Conventional wisdom holds that you “match the hatch” whenever possible but a properly timed “miss-match” sometimes works when all else fails. When tuna turn shy because they are focused on small bait like sand eels or baby butterfish, try breaking out some larger lures. On the troll, for example, up your spreads with bigger profiles or off colors and take a few passes. If you are casting blind, try the biggest popper in your tackle box. It’s amazing how, when you feel the bite beginning to fade, significantly increasing the size of your offerings can put another fish or two in the box before things shut down completely.

Be aware, too, that subtle patterns emerge through the course of the day – don’t dismiss them. Anything that can be correlated is a pattern worth working. Sometimes the fish only hit lures moving up-sea, other days they want them to be moving down-sea. Some days the pattern is east, some days it’s west. Watch carefully for such emerging patterns during the course of each trip as working them can be much more productive than random casting or trolling. Just as important, when a patter begins to falter, go to the polar extreme. Slow down, speed up, cut across the wind, and troll in circles or S-patterns instead of straight. Cross each new move off the list after trying it for a sufficient amount of time and move on systematically to the next option.


The quickest way to find tuna is to watch the birds – but the key is in understanding which birds to watch. To be more specific, different species of sea birds can tip you off to the way the tuna are behaving.

Take herring gulls and black back gulls, for example. They are big and lazy birds. They aren’t fast enough to stay with tuna on the move so if you see them diving, you know the surface feed is strong and lasting. Petrels, in contrast, are fast, diving birds. They can work a baitfish school into a tight ball on their own – so they might be diving on bait without any tuna below.

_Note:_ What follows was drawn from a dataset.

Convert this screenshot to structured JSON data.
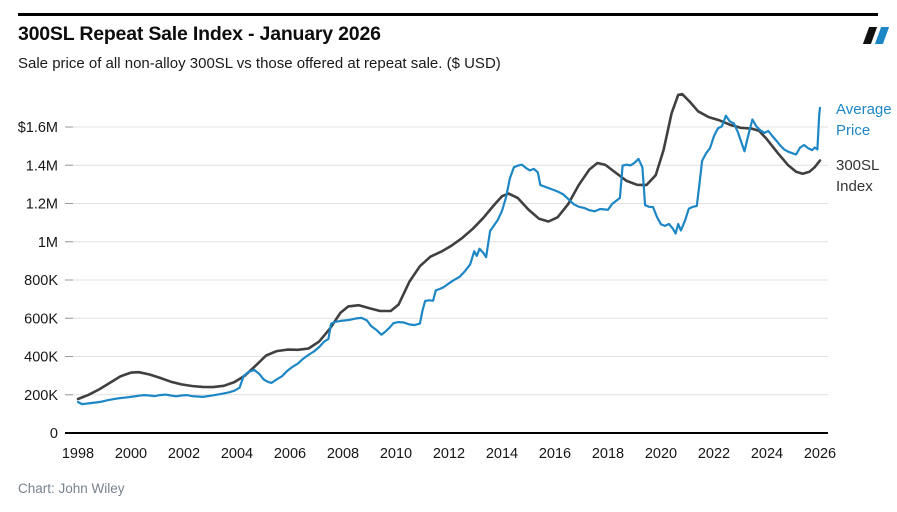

It’s the terns that you’ll want to watch most closely. These birds fly in a wedge formation, similar to the way tuna school beneath the surface. The lead bird is generally right on the lead tuna. They are able to see down into the water 30 or 40 feet which gives them a pretty-good idea of how the tuna schools are tracking. When the fishing is tough, watch where the terns are headed. Get a good distance in front of the lead bird and blind cast with a big chrome-plated Yo-Zuri popper or a diamond jig to you’ll intercept the fish ahead of the fleet.


This may sound very basic, but when the fish disappear it’s time to get moving. Many anglers beat yesterday’s hot spot to a froth in the hopes the bite will resume. Oftentimes, it doesn’t. If a spot isn’t producing today looking for greener pastures can be a good idea – especially when the action has been scattered.

But where do you go when yesterday’s numbers don’t pan out? My money is usually on the nearest structure or steep edge on the charts. Edges in particular tend to concentrate bait. It’s a good bet the fish will arrive there first and regroup before spreading across a broader area again.

Keep your eyes open for pods of bait, of course, but don’t spend too long on it if you aren’t marking tuna. Simply note the location and then move on. You can always return if success remains elusive. The combination of thick bait and whales, however, is a different story. Find these two factors together and it might just be worth waiting around for the tuna to show up.